We’d like to recognize Steffen Kläbe, a Research Engineer at Actian in llmenau (Thuringia, Germany). He attended the 2023 joint conference by EDBT/ICDT in Greece, one of the top database conferences worldwide, where he presented two research papers. For his research on Patched Multi-Key Partitioning for Robust Query Performance he received an award for Best Paper. In the research community, this award is quite a success.
View the abstract:
“Data partitioning is the key for parallel query processing in modern analytical database systems. Choosing the right partitioning key for a given dataset is a difficult task and crucial for query performance. Real world data warehouses contain a large amount of tables connected in complex schemes resulting in an overwhelming amount of partition key candidates. In this paper, we present the approach of patched multi-key partitioning, allowing to define multiple partition keys simultaneously without data replication. The key idea is to map the relational table partitioning problem to a graph partition problem in order to use existing graph partitioning algorithms to find connectivity components in the data and maintain exceptions (patches) to the partitioning separately.

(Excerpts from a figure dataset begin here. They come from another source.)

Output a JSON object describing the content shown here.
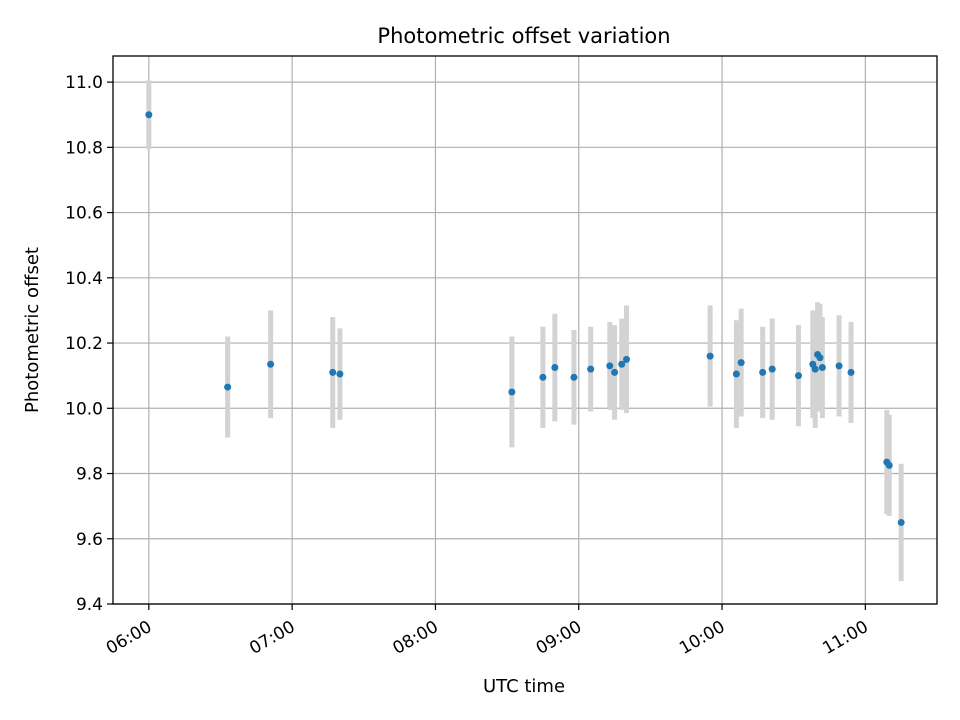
{
  "chart_data": {
    "type": "scatter",
    "title": "Photometric offset variation",
    "xlabel": "UTC time",
    "ylabel": "Photometric offset",
    "x_format": "HH:MM",
    "xlim": [
      "05:45",
      "11:30"
    ],
    "ylim": [
      9.4,
      11.08
    ],
    "x_ticks": [
      "06:00",
      "07:00",
      "08:00",
      "09:00",
      "10:00",
      "11:00"
    ],
    "y_ticks": [
      "9.4",
      "9.6",
      "9.8",
      "10.0",
      "10.2",
      "10.4",
      "10.6",
      "10.8",
      "11.0"
    ],
    "grid": true,
    "colors": {
      "points": "#1f77b4",
      "error_bars": "#d3d3d3",
      "grid": "#b0b0b0"
    },
    "series": [
      {
        "points": [
          {
            "x": "06:00",
            "y": 10.9,
            "err": 0.105
          },
          {
            "x": "06:33",
            "y": 10.065,
            "err": 0.155
          },
          {
            "x": "06:51",
            "y": 10.135,
            "err": 0.165
          },
          {
            "x": "07:17",
            "y": 10.11,
            "err": 0.17
          },
          {
            "x": "07:20",
            "y": 10.105,
            "err": 0.14
          },
          {
            "x": "08:32",
            "y": 10.05,
            "err": 0.17
          },
          {
            "x": "08:45",
            "y": 10.095,
            "err": 0.155
          },
          {
            "x": "08:50",
            "y": 10.125,
            "err": 0.165
          },
          {
            "x": "08:58",
            "y": 10.095,
            "err": 0.145
          },
          {
            "x": "09:05",
            "y": 10.12,
            "err": 0.13
          },
          {
            "x": "09:13",
            "y": 10.13,
            "err": 0.135
          },
          {
            "x": "09:15",
            "y": 10.11,
            "err": 0.145
          },
          {
            "x": "09:18",
            "y": 10.135,
            "err": 0.14
          },
          {
            "x": "09:20",
            "y": 10.15,
            "err": 0.165
          },
          {
            "x": "09:55",
            "y": 10.16,
            "err": 0.155
          },
          {
            "x": "10:06",
            "y": 10.105,
            "err": 0.165
          },
          {
            "x": "10:08",
            "y": 10.14,
            "err": 0.165
          },
          {
            "x": "10:17",
            "y": 10.11,
            "err": 0.14
          },
          {
            "x": "10:21",
            "y": 10.12,
            "err": 0.155
          },
          {
            "x": "10:32",
            "y": 10.1,
            "err": 0.155
          },
          {
            "x": "10:38",
            "y": 10.135,
            "err": 0.165
          },
          {
            "x": "10:39",
            "y": 10.12,
            "err": 0.18
          },
          {
            "x": "10:40",
            "y": 10.165,
            "err": 0.16
          },
          {
            "x": "10:41",
            "y": 10.155,
            "err": 0.165
          },
          {
            "x": "10:42",
            "y": 10.125,
            "err": 0.155
          },
          {
            "x": "10:49",
            "y": 10.13,
            "err": 0.155
          },
          {
            "x": "10:54",
            "y": 10.11,
            "err": 0.155
          },
          {
            "x": "11:09",
            "y": 9.835,
            "err": 0.16
          },
          {
            "x": "11:10",
            "y": 9.825,
            "err": 0.155
          },
          {
            "x": "11:15",
            "y": 9.65,
            "err": 0.18
          }
        ]
      }
    ]
  }
}
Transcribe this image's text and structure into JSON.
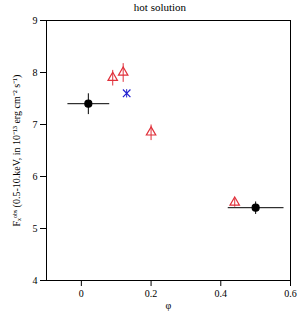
{
  "chart_data": {
    "type": "scatter",
    "title": "hot solution",
    "x_label": "φ",
    "y_label": "Fₓᵒᵇˢ (0.5-10.keV, in 10⁻¹³ erg cm⁻² s⁻¹)",
    "xlim": [
      -0.1,
      0.6
    ],
    "xticks": [
      0,
      0.2,
      0.4,
      0.6
    ],
    "ylim": [
      4,
      9
    ],
    "yticks": [
      4,
      5,
      6,
      7,
      8,
      9
    ],
    "series": [
      {
        "color": "#000000",
        "marker": "circle",
        "x": [
          0.02,
          0.5
        ],
        "y": [
          7.4,
          5.4
        ],
        "xerr": [
          0.06,
          0.08
        ],
        "yerr": [
          0.2,
          0.12
        ]
      },
      {
        "color": "#e0303a",
        "marker": "open triangle",
        "x": [
          0.09,
          0.12,
          0.2,
          0.44
        ],
        "y": [
          7.9,
          8.0,
          6.85,
          5.5
        ],
        "xerr": [
          0,
          0,
          0,
          0
        ],
        "yerr": [
          0.15,
          0.18,
          0.15,
          0.08
        ]
      },
      {
        "color": "#2020d0",
        "marker": "x",
        "x": [
          0.13
        ],
        "y": [
          7.6
        ],
        "xerr": [
          0
        ],
        "yerr": [
          0.08
        ]
      }
    ]
  }
}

We show that patched multi-key partitioning offer opportunities for achieving robust query performance, i.e. reaching reasonably good performance for many queries instead of optimal performance for only a few queries.”
Kläbe’s additional paper Exploration of Approaches for In-Database ML covers the increasing role of integrating ML models with specialized frameworks for classification or prediction.
View the abstract:
“Database systems are no longer used only for the storage of plain structured data and basic analyses. An increasing role is also played by the integration of ML models, e.g., neural networks with specialized frameworks, and their use for classification or prediction. However, using such models on data stored in a database system might require downloading the data and performing the computations outside. In this paper, we evaluate approaches for integrating the ML inference step as a special query operator – the ModelJoin. We explore several options for this integration on different abstraction levels: relational representation of the models as well as SQL queries for inference, the use of UDFs, the use of APIs to existing ML runtimes and a native implementation of the ModelJoin as a query operator supporting both CPU and GPU execution. Our evaluation results show that integrating ML runtimes over APIs perform similarly to a native operator while being generic to support arbitrary model types. The solution of relational representation and SQL queries is most portable and works well for smaller inputs without any changes needed in the database engine.”
Congratulations, Steffan! We look forward to seeing more of your wins and research in the future.